A posting on Twitter Friday by the Houston Rockets general manager Daryl Morey showing support for the Hong Kong protesters has fractured the relationship between the National Basketball Association and its business partners in China, a country with deep pockets and an insatiable thirst for the sport. The tweet featured an image bearing the caption “Fight for Freedom. Stand with Hong Kong.” It wasn’t up for long, but it was enough to jeopardize the NBA’s growing ties with the Chinese Basketball Association and Chinese corporations.
Now the NBA is trying desperately to mollify China—which will accept no criticism of its embarrassing human-rights record—while also paying lip service to Morey’s right to express himself. This strategy is working quite miserably.
A few years ago, when the National Football League struggled to deal with the quarterback Colin Kaepernick and other players who protested police brutality by taking a knee during the national anthem, the NBA often was held up as a counterexample.
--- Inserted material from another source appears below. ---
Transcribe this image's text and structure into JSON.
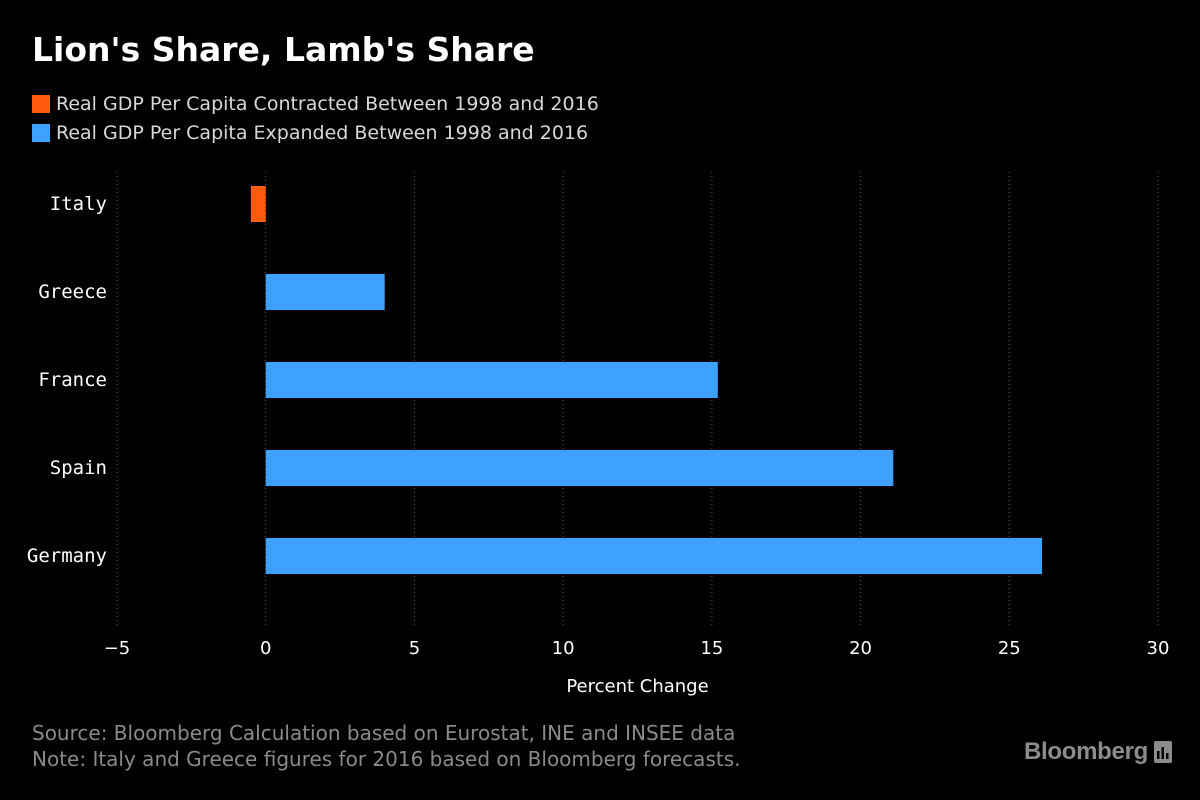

The Dallas Mavericks owner Mark Cuban went so far as to brag that, if Kaepernick were an NBA player, his viewpoints would have been welcomed. “I’d like to think we encourage our players to exercise their constitutional rights,” Cuban once told The Washington Post. Some of the biggest names in the NBA—from LeBron James to the Golden State Warriors coach Steve Kerr—have been extremely critical of President Donald Trump, and the NBA’s response has been to give them the space to say what they believe.